On September 7, 1996, the hip-hop legend was gunned down in Las Vegas. He was only 25 when he was shot and killed.
Footage from our True Crime Files shows Shakur being hit four times in a drive-by shooting. He died six days after the shooting on September 13.
Retired LAPD detective Greg Kading investigated the murders of both Biggie Smalls and Tupac Shakur. He explained the beef between west coast and east coast rappers.
True Crime Files: Who shot Biggie Smalls? Retired LAPD detective reveals what he knows
"What was the war all about?" asked FOX 11's Gina Silva.
"A lot of it was hubris," Kading explained. "With their extremely successful record labels and there's just this competition to some degree."

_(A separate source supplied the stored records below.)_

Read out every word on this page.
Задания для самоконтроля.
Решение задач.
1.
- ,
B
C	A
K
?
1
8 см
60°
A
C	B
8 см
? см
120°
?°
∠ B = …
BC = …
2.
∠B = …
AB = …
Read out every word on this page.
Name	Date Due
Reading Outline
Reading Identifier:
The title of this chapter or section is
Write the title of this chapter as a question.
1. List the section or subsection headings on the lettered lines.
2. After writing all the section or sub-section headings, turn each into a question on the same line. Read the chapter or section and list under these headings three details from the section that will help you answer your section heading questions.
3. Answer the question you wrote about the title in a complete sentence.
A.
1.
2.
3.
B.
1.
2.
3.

The west coast had Death Row Records, led by music mogul Suge Knight. Over in the east coast, Sean Combs -- then known as "Puff Daddy" -- had Bad Boys Records. Kading explained the war between the two camps went from trash talk to murder real fast.
"The violence behind the conflict all started in Atlanta, when one of Suge Knight’s bodyguards was shot and killed by one of Puffy Combs bodyguards," Kading said.
Before Shakur was shot in Las Vegas, he was captured on security video walking through the MGM lobby with his entourage. Suddenly, they all started attacking a man, later identified as Orlando Anderson.
Kading says, a few months earlier, Anderson had tried to snatch a Death Row chain from Shakur’s friend.
"Tupac takes it upon himself to run over and sucker-punch Orlando. And that puts into motion, the effort to kill Tupac and Suge," the former detective said.
Shortly after 11 p.m. that same night in Vegas, Kading says Anderson and his crew exacted their revenge.
How does Kading know that for sure? Because in 2009, LAPD obtained a confession from Anderson's uncle Duane Keith Davis, also known as "Keefe D."
"We always suspected that he was somehow involved. And so we had built this massive federal drug case against him so that we'd have some have leverage and we brought him in," Kading said. "Do you want to sit down and talk to us about what you know about one of these two murders or both of the murders? He says, 'I can't tell you anything about Biggie. That wasn’t us, but I can certainly tell you what happened with Tupac because that was us and I was there and I participated in it.'"
Kading says Davis confessed to giving Anderson a gun and that Anderson was the one who had pulled the trigger. But by the time, the LAPD obtained this confession... it was too late.
Orlando Anderson was shot and killed in Compton in 1998, making the accused shooter not prosecutable. Keefe D has the proffer agreement, essentially protection from self-incrimination and the other guys in the car being dead.
Murder Rap is a book Kading wrote about the untold story of Biggie Smalls and Tupac Shakur murder investigations. Kading says he’s confident the LAPD solved both murder cases and although no one has been prosecuted, Kading believes, street justice was served.
"The person that shot and killed Biggie was himself shot and killed. It was almost perfect justice," the former detective said. "The guy that shot and killed Tupac Shakur was himself gunned down in the street in the same violent way that he exerted upon Tupac. So there's like this divine justice issue."
As for Suge Knight, Kading offers the following thought:
"I think everything caught up to him," Kading said. "He may not have been held accountable for Biggie's murder but nonetheless, he's where he should be."